Search code examples
pythonapache-sparkpysparkhdfs

Split file name into different columns of pyspark dataframe


I am using pyspark SQL function input_file_name to add the input file name as a dataframe column.

df = df.withColumn("filename",input_file_name())

The column now has value like below. "abc://dev/folder1/date=20200813/id=1"

From the above column I have to create 2 different columns.

  1. Date
  2. ID

I have to get only date and id from the above file name and populate it to the columns mentioned above.

I can use split_col and get it. But if the folder structure changes then it might be a problem.

Is there a way to check if the file name has string "date" and "id" as part of it and get the values after the equal to symbol and populate it two new columns ?

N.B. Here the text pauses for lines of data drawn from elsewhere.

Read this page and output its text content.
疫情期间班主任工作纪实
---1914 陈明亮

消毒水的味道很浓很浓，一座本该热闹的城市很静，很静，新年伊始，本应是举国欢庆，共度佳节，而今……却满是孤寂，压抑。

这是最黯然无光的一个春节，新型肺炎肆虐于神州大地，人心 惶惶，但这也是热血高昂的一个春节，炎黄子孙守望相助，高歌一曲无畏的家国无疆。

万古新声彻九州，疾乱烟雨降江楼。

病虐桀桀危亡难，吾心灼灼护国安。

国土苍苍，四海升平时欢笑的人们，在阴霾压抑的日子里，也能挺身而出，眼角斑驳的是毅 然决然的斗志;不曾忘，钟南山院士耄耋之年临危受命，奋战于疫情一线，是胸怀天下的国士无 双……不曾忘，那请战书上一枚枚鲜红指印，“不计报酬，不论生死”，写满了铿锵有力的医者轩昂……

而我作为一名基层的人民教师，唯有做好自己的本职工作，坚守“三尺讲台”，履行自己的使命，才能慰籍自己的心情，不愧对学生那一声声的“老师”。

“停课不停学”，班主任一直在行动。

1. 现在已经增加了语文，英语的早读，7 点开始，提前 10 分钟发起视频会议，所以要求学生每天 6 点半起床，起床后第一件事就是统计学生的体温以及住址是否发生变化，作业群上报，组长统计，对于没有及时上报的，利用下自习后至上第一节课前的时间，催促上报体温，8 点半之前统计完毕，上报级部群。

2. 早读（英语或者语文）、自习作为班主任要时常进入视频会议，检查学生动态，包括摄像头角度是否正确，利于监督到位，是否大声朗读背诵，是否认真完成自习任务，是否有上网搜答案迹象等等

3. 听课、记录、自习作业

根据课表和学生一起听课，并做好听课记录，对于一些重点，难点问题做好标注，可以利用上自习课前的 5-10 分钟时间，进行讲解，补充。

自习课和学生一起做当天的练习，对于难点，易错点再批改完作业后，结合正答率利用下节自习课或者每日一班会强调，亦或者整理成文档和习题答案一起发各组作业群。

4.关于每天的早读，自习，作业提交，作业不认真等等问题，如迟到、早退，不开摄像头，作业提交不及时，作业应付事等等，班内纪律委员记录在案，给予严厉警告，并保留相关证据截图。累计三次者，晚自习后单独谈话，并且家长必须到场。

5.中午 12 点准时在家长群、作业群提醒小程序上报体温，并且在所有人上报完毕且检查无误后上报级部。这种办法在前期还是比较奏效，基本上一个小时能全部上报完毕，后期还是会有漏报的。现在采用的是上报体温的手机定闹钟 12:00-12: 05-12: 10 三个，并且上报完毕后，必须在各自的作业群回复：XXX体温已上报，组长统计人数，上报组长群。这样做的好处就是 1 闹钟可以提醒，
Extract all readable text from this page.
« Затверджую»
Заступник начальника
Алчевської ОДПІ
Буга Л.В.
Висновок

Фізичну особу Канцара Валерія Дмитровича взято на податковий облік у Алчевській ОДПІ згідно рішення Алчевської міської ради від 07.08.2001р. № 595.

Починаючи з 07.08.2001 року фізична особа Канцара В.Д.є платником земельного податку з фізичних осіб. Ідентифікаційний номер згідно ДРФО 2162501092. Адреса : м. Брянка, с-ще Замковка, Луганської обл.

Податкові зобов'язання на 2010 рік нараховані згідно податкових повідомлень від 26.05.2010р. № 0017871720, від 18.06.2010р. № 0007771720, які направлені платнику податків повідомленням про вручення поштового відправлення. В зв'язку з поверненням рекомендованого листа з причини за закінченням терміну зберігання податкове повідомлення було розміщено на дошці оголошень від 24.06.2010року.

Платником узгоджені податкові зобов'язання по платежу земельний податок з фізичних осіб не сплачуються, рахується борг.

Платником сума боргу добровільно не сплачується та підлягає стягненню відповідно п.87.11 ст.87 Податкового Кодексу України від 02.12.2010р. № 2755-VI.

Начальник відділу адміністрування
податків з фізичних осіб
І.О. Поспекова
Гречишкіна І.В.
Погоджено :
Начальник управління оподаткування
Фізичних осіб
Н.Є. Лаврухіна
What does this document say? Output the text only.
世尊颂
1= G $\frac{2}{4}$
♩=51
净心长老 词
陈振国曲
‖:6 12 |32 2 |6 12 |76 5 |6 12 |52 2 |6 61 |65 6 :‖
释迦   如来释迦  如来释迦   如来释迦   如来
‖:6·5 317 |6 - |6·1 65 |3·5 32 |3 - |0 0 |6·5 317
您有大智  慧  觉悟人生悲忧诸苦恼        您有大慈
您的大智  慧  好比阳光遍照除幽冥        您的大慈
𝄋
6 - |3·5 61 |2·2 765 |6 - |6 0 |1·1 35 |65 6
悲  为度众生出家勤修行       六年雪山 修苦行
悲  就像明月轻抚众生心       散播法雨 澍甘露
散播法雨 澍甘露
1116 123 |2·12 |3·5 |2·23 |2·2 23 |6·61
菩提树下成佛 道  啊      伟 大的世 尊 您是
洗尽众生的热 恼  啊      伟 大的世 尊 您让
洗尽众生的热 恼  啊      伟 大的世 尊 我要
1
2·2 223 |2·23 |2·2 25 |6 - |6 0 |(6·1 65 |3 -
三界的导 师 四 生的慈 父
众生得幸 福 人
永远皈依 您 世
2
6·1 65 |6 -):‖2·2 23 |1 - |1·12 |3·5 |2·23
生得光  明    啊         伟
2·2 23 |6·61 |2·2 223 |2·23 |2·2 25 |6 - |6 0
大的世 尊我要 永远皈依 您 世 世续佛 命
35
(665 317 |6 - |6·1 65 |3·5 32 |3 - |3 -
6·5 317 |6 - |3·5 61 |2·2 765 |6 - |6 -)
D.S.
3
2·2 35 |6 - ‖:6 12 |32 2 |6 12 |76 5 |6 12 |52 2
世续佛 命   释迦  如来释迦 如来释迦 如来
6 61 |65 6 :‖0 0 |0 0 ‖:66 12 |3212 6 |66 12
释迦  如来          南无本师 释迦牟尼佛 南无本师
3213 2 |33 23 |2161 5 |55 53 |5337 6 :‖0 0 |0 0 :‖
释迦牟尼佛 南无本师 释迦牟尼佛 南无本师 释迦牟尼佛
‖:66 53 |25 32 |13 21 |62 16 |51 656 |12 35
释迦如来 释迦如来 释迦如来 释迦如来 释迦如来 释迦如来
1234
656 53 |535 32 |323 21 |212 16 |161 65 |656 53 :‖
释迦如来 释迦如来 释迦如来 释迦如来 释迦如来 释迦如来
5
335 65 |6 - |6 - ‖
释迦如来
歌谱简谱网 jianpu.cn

Below is the expected output.

filename                             date     id
abc://dev/folder1/date=20200813/id=1 20200813 1

Solution

  • You could use regexp_extract with a pattern that looks at the date= and id= substrings:

    df = sc.parallelize(['abc://dev/folder1/date=20200813/id=1', 
                         'def://dev/folder25/id=3/date=20200814'])\
           .map(lambda l: Row(file=l)).toDF()
    
    +-------------------------------------+
    |file                                 |
    +-------------------------------------+
    |abc://dev/folder1/date=20200813/id=1 |
    |def://dev/folder25/id=3/date=20200814|
    +-------------------------------------+
    
    df = df.withColumn('date', f.regexp_extract(f.col('file'), '(?<=date=)[0-9]+', 0))\
           .withColumn('id', f.regexp_extract(f.col('file'), '(?<=id=)[0-9]+', 0))
    df.show(truncate=False)
    

    Which outputs:

    +-------------------------------------+--------+---+
    |file                                 |date    |id |
    +-------------------------------------+--------+---+
    |abc://dev/folder1/date=20200813/id=1 |20200813|1  |
    |def://dev/folder25/id=3/date=20200814|20200814|3  |
    +-------------------------------------+--------+---+